Japanese buyers may consider diverting their Russian cargoes to Chinese buyers in exchange for cargoes from non-Russian sources, such as Australia. China is one of the few major powers to have expressed any support for Russia's position as tensions over Ukraine have mounted in recent weeks.

This comes as Asian spot LNG prices have increased, although still shy of their all-time high last December, pulled up by gains in European gas hub prices. The Dutch TTF price rose on 24 February after the invasion of Ukraine earlier in the day sparked uncertainty about supplies of Russian gas to Europe.

The ANEA price, the Argus assessment for spot LNG deliveries to northeast Asia, for the front half-month was assessed at $33.310/mn Btu for second-half March on 24 February, up by $6.895/mn Btu from the previous day and $9.880/mn Btu, or around 42pc, higher than a week earlier. But it was still lower than the record high of $44.980/mn Btu on 22 December 2021. The TTF front-month contract surged $8.320/mn Btu, or 28.3pc, to $37.730/mn btu on 24 February.

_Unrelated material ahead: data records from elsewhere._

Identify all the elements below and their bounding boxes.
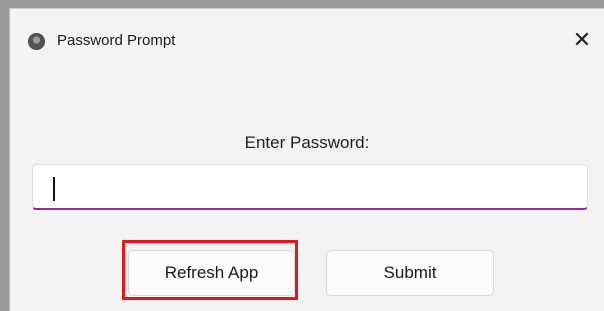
close-icon: ✕: [572, 27, 592, 52]
close-button[interactable]: ✕: [562, 23, 602, 57]
window-title: Password Prompt: [57, 32, 176, 49]
app-icon: [28, 33, 45, 50]
refresh-app-button[interactable]: Refresh App: [128, 250, 295, 296]
submit-button[interactable]: Submit: [326, 250, 494, 296]
text-caret: [53, 177, 55, 201]
password-prompt-label: Enter Password:: [244, 133, 370, 152]
password-prompt-window: Password Prompt ✕ Enter Password: Refres…: [9, 8, 604, 311]
password-input[interactable]: [32, 164, 588, 210]
title-bar: Password Prompt ✕: [10, 9, 604, 63]
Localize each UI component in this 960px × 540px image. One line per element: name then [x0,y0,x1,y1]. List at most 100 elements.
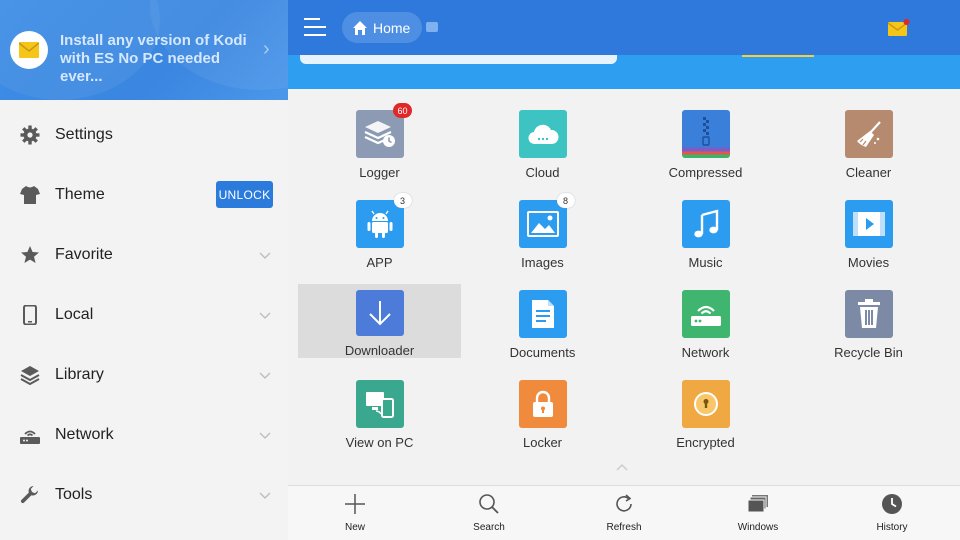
grid-item-cleaner[interactable]: Cleaner [787,110,950,184]
chevron-down-icon [259,252,271,259]
gear-icon [19,124,41,146]
grid-item-downloader[interactable]: Downloader [298,284,461,358]
grid-item-label: Downloader [344,343,415,358]
count-badge: 3 [393,193,412,208]
bottom-toolbar: New Search Refresh Windows History [288,485,960,540]
lock-icon [518,380,567,428]
sidebar-item-label: Network [55,426,114,443]
grid-item-movies[interactable]: Movies [787,200,950,274]
grid-item-recycle-bin[interactable]: Recycle Bin [787,290,950,364]
breadcrumb-label: Home [373,19,411,36]
promo-text: Install any version of Kodi with ES No P… [60,32,247,85]
history-button[interactable]: History [852,486,932,540]
sidebar-item-library[interactable]: Library [0,345,288,405]
zip-icon [681,110,730,158]
sidebar-item-label: Library [55,366,104,383]
sidebar-item-settings[interactable]: Settings [0,105,288,165]
toolbar-label: New [344,522,365,533]
windows-icon [746,492,770,516]
sidebar-item-network[interactable]: Network [0,405,288,465]
refresh-button[interactable]: Refresh [584,486,664,540]
windows-button[interactable]: Windows [718,486,798,540]
sidebar-item-label: Local [55,306,94,323]
hamburger-menu-icon[interactable] [304,17,326,37]
main-panel: Home 60 Logger Cloud Compressed Cleaner [288,0,960,540]
search-button[interactable]: Search [449,486,529,540]
chevron-down-icon [259,372,271,379]
chevron-down-icon [259,312,271,319]
grid-item-music[interactable]: Music [624,200,787,274]
movie-icon [844,200,893,248]
breadcrumb-home[interactable]: Home [342,12,423,43]
grid-item-images[interactable]: 8 Images [461,193,624,274]
sidebar-item-label: Favorite [55,246,113,263]
grid-item-label: Encrypted [676,435,735,450]
pc-phone-icon [355,380,404,428]
phone-icon [19,304,41,326]
star-icon [19,244,41,266]
storage-card[interactable] [300,55,617,64]
storage-indicator [742,55,814,57]
new-button[interactable]: New [315,486,395,540]
sidebar-item-label: Theme [55,186,105,203]
count-badge: 8 [556,193,575,208]
grid-item-compressed[interactable]: Compressed [624,110,787,184]
broom-icon [844,110,893,158]
grid-item-encrypted[interactable]: Encrypted [624,380,787,454]
logger-icon: 60 [355,103,412,158]
router-icon [681,290,730,338]
grid-item-documents[interactable]: Documents [461,290,624,364]
grid-item-label: Documents [509,345,576,360]
unlock-button[interactable]: UNLOCK [216,181,273,208]
grid-item-cloud[interactable]: Cloud [461,110,624,184]
grid-item-label: Cloud [525,165,560,180]
chevron-down-icon [259,492,271,499]
breadcrumb-tab-icon [426,22,438,32]
sidebar-item-favorite[interactable]: Favorite [0,225,288,285]
layers-icon [19,364,41,386]
keyhole-icon [681,380,730,428]
chevron-up-icon[interactable] [615,462,629,472]
grid-item-label: APP [366,255,393,270]
image-icon: 8 [518,193,575,248]
grid-item-logger[interactable]: 60 Logger [298,103,461,184]
wrench-icon [19,484,41,506]
grid-item-label: Recycle Bin [834,345,903,360]
sidebar-item-local[interactable]: Local [0,285,288,345]
android-icon: 3 [355,193,412,248]
refresh-icon [612,492,636,516]
sidebar-item-label: Settings [55,126,113,143]
grid-item-locker[interactable]: Locker [461,380,624,454]
router-icon [19,424,41,446]
sidebar-item-label: Tools [55,486,93,503]
promo-banner[interactable]: Install any version of Kodi with ES No P… [0,0,288,100]
grid-item-label: Movies [847,255,890,270]
grid-item-network[interactable]: Network [624,290,787,364]
mail-icon [10,31,48,69]
music-note-icon [681,200,730,248]
plus-icon [343,492,367,516]
cloud-icon [518,110,567,158]
count-badge: 60 [393,103,412,118]
toolbar-label: History [876,522,908,533]
chevron-right-icon: › [263,38,270,60]
download-icon [355,290,404,336]
grid-item-app[interactable]: 3 APP [298,193,461,274]
toolbar-label: Windows [737,522,779,533]
sidebar: Install any version of Kodi with ES No P… [0,0,288,540]
shirt-icon [19,184,41,206]
grid-item-label: Compressed [668,165,743,180]
grid-item-label: Network [681,345,730,360]
grid-item-label: Logger [359,165,400,180]
sidebar-item-theme[interactable]: Theme UNLOCK [0,165,288,225]
notification-mail-icon[interactable] [888,19,910,37]
grid-item-label: View on PC [345,435,414,450]
grid-item-view-on-pc[interactable]: View on PC [298,380,461,454]
clock-icon [880,492,904,516]
grid-item-label: Cleaner [845,165,892,180]
document-icon [518,290,567,338]
sidebar-item-tools[interactable]: Tools [0,465,288,525]
toolbar-label: Refresh [606,522,642,533]
chevron-down-icon [259,432,271,439]
top-bar: Home [288,0,960,55]
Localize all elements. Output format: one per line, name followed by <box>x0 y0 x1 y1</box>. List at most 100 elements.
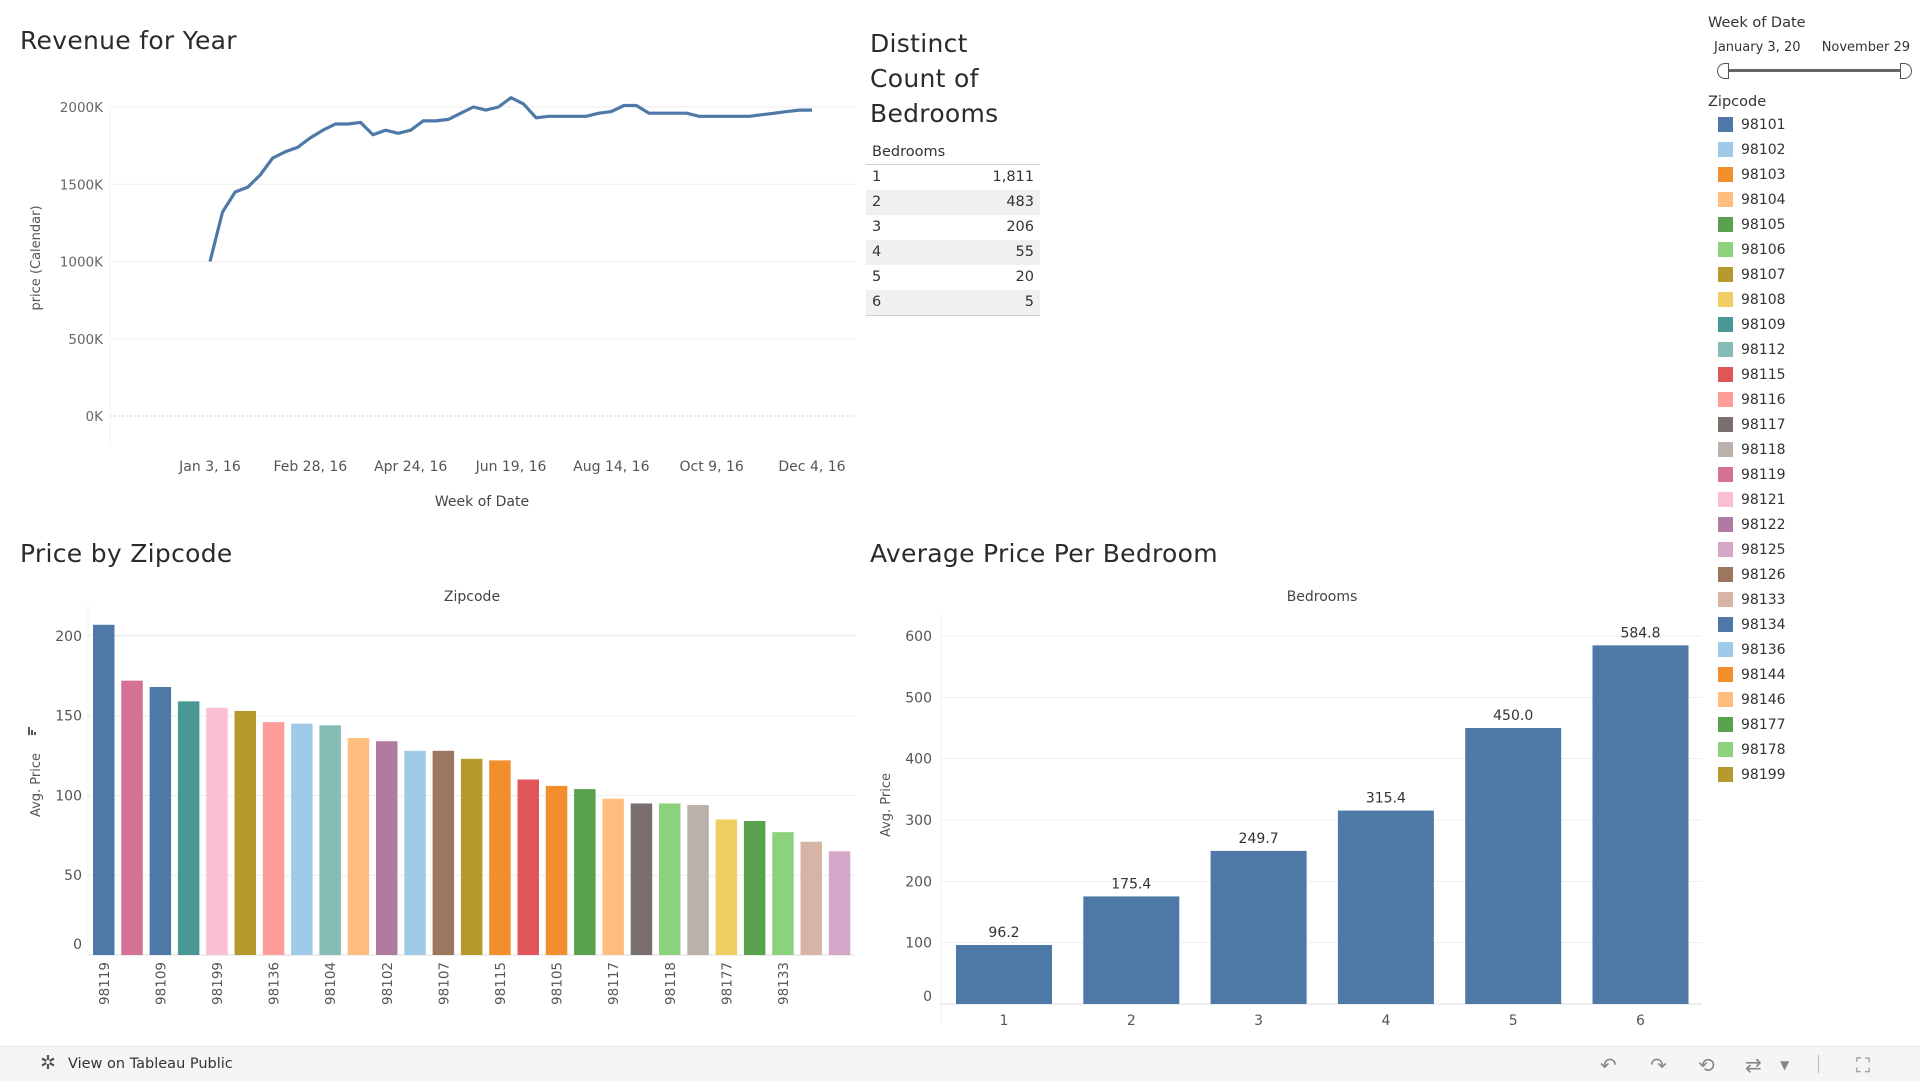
zipcode-bar[interactable] <box>828 851 851 955</box>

Whether or not term cargoes from Sakhalin can be diverted to an alternative destination depends on the diversion clause of each contract and differs on a case-by-case basis. But most Japanese buyers with offtake agreements said that such diversions are possible. The larger concern is with shipping, as well as the prospects of Sakhalin Energy declaring force majeure (FM).

"The problem is that if Russia imposes ban of export, this leads to FM. In the case of FM, there is nothing buyers [can do]," a trader at a Japanese firm said.

Other options

Purchasing electricity from the spot market or switching to coal for power generation is another option for power utilities, industry participants said. But that is out of the question for Japanese gas firms, which supply gas to downstream customers.

"There are some expectations that power prices in Japan will come down in the next few weeks with warmer weather. Then we can buy power instead of LNG," a trader at a Japanese power utility said.

Some industry participants expect that warmer weather in March could reduce power generation needs by power utilities, erasing their need to buy LNG, power or coal as a replacement.

"Economically, lowering generation makes sense, considering the current spot market," a trader said.

The Japan Meteorological Agency on 24 February predicted a 40-50pc probability of above normal temperatures almost throughout Japan from 26 February to 25 March.